Question

Discuss the position of the points (1,2) and (6,0) with respect to the circle $x^{2}+y^{2}-4x+2y-11=10$.

Answer 1

Hint: In this question it is given that we have to find the position of the points (1,2) and (6,0) with respect to the circle $x^{2}+y^{2}-4x+2y-11=10$. So to find the solution we have to determine these given two points lies in which portion of the circle.
Let (a,b) be any point,
If, $a^{2}+b^{2}-4a+2b-11<10$, then (a,b) lies inside the circle.
If, $a^{2}+b^{2}-4a+2b-11=10$, then (a,b) lies on the circle.
If, $a^{2}+b^{2}-4a+2b-11>10$, then (a,b) lies outside the circle.

Complete step-by-step answer:
First of all we check for the point (1,2), so by putting the point in the left hand side of the equation, we get,
$x^{2}+y^{2}-4x+2y-11$
=$1^{2}+2^{2}-4\times 1+2\times 2-11$
=1+4-4+4-11 = -6, which is less than 10.
i.e, $1^{2}+2^{2}-4\times 1+2\times 2-11$<10.
So we can say that (1,2) lies inside the circle.

Now for the point (6,0)
$x^{2}+y^{2}-4x+2y-11$
=$6^{2}+0^{2}-4\times 6+2\times 0-11$
=36-24-11 = 1 which is also less than 10.
So this point also lies inside the circle.

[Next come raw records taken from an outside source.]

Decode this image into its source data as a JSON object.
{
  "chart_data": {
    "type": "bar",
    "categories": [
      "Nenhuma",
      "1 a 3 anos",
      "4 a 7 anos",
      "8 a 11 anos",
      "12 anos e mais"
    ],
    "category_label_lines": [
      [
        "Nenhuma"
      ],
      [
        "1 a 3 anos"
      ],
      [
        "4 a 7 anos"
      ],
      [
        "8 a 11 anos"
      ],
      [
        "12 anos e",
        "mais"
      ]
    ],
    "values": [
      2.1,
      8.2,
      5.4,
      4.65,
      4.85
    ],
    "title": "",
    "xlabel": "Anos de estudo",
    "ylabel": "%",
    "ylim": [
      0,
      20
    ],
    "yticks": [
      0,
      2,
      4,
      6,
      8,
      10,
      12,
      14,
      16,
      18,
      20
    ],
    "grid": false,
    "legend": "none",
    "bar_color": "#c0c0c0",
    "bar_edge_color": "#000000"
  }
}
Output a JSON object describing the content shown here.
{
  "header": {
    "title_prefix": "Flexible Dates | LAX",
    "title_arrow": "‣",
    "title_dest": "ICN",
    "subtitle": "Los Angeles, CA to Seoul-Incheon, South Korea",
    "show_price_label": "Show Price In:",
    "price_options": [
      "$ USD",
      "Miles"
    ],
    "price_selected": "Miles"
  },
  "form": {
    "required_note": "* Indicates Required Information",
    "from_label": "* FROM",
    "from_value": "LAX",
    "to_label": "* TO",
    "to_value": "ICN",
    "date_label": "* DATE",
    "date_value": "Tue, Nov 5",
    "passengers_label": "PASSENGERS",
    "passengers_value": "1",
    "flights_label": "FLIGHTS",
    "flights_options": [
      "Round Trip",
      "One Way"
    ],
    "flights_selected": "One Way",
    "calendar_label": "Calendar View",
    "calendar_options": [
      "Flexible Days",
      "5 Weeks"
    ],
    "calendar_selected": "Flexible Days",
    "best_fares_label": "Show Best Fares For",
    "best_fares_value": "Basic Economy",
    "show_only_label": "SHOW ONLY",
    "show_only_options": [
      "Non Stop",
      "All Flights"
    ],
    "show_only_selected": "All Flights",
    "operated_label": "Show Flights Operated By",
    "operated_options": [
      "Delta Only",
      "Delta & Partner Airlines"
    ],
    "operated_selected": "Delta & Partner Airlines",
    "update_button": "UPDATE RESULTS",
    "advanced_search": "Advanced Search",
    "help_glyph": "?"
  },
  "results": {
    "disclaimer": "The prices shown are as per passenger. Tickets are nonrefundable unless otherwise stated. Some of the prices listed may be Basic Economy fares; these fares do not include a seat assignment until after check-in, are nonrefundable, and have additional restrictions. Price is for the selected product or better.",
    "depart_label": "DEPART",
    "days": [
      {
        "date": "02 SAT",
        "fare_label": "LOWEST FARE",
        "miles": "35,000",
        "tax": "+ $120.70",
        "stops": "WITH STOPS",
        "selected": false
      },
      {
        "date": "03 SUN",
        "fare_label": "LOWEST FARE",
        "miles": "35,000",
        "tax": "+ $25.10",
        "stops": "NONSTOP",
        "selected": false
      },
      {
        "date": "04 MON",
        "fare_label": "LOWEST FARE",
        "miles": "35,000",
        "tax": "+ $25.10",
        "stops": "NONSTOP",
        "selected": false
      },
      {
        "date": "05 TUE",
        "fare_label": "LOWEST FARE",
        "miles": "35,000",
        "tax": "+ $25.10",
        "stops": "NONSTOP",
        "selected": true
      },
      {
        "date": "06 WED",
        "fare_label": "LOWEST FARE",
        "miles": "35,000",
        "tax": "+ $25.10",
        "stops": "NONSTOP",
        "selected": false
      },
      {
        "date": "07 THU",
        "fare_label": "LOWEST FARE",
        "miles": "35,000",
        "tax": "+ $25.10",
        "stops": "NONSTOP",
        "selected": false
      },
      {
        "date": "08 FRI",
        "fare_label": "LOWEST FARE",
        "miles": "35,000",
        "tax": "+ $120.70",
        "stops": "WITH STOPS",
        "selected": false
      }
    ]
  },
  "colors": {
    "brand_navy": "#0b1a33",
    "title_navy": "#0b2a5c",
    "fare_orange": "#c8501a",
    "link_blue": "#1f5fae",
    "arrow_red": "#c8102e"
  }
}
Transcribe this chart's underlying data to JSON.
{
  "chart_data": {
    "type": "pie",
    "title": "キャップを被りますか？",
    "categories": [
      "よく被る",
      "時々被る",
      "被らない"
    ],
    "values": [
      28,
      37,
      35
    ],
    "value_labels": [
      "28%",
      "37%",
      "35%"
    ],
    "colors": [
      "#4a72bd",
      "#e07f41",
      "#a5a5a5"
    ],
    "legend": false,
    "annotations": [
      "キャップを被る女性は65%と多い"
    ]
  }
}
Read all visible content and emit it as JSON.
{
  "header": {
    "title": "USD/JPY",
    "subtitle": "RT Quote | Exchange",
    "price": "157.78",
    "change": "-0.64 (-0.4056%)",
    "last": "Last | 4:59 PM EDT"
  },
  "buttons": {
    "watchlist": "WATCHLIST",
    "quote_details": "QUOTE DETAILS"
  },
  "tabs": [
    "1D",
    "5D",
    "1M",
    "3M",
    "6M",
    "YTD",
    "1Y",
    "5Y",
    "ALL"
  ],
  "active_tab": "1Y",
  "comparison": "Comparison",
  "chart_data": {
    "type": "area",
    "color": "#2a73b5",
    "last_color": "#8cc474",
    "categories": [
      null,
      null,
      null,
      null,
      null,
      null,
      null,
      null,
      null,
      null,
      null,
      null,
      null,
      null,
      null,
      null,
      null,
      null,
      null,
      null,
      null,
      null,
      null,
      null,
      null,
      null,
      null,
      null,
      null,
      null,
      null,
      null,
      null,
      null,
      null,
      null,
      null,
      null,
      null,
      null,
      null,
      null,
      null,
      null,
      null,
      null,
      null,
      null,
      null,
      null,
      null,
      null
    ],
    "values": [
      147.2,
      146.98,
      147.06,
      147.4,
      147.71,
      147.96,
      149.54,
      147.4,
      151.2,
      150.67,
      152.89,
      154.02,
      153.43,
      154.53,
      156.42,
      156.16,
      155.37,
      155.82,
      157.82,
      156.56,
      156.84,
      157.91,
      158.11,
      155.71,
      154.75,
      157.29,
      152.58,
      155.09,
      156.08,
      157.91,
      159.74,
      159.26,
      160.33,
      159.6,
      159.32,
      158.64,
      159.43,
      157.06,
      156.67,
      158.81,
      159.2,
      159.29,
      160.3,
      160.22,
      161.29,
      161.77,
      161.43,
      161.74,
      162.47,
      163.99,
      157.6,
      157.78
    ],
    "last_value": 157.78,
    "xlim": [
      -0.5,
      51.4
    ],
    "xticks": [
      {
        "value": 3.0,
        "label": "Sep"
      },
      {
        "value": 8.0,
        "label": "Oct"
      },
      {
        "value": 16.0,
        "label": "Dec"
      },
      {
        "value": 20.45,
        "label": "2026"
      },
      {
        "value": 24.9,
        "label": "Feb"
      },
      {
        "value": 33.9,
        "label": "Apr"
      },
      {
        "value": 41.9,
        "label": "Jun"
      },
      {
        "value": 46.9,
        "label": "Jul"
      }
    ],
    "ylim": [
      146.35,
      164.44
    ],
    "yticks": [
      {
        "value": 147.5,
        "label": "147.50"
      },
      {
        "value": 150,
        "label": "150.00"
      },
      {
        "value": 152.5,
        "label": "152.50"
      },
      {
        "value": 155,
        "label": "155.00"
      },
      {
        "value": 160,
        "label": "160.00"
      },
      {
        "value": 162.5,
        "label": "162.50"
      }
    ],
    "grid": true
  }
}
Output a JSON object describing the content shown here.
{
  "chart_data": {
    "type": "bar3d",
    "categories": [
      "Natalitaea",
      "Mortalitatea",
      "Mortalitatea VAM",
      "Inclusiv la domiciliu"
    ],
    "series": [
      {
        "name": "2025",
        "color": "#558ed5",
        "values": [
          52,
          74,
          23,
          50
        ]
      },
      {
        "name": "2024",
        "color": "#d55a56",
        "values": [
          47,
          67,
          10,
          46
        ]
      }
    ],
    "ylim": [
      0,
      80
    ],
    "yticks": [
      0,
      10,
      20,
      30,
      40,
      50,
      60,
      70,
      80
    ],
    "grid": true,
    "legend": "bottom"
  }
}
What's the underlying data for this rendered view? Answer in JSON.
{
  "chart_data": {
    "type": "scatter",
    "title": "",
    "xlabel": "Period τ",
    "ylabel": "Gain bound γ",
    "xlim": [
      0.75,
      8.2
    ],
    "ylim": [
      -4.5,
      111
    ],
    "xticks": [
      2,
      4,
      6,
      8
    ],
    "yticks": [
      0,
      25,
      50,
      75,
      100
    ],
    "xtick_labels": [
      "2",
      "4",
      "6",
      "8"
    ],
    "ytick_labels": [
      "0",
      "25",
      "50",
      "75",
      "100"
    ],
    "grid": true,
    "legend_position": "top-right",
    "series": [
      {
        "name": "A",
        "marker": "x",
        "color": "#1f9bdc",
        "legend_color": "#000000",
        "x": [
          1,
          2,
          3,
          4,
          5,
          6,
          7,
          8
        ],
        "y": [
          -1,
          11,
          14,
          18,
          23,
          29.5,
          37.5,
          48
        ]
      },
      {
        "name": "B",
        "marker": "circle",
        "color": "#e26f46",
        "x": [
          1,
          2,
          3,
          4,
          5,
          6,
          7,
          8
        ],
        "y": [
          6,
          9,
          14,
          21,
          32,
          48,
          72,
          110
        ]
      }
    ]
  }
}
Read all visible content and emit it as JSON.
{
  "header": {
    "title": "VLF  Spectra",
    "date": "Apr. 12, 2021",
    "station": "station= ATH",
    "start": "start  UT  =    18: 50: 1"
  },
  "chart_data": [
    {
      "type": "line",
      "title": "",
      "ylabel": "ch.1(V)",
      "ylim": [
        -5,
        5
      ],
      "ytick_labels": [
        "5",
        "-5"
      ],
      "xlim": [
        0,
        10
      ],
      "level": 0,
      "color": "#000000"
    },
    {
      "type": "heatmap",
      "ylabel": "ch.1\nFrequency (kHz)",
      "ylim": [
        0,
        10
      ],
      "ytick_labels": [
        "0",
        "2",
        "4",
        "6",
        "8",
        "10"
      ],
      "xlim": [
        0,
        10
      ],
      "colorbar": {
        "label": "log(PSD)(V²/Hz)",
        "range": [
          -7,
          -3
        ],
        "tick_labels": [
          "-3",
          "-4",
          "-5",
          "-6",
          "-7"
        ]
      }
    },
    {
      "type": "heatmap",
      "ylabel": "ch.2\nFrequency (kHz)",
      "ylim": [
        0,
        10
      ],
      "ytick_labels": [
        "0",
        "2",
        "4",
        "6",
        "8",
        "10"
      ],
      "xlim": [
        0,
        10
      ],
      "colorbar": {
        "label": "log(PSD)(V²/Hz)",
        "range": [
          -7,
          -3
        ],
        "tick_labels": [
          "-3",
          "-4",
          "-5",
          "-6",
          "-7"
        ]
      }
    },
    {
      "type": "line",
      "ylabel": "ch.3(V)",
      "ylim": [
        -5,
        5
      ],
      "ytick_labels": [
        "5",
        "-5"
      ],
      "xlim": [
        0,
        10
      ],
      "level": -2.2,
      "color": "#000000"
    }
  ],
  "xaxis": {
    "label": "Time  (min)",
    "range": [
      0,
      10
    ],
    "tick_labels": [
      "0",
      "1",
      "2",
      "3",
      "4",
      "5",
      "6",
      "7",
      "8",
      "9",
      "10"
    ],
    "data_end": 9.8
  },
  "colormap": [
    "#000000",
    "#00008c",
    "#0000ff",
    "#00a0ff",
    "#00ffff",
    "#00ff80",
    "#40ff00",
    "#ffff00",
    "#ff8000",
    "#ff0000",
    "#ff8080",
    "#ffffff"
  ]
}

Note: While solving this type of question you need to keep in mind, in order to find the solution you have to put the points on the left hand side of the given equation. If the left hand side(LHS) value is greater than the right hand side(RHS) then we can say that the points lie outside the circle and if equal to the RHS value then the points lie on the circle and if less than RHS then the point must be inside the circle.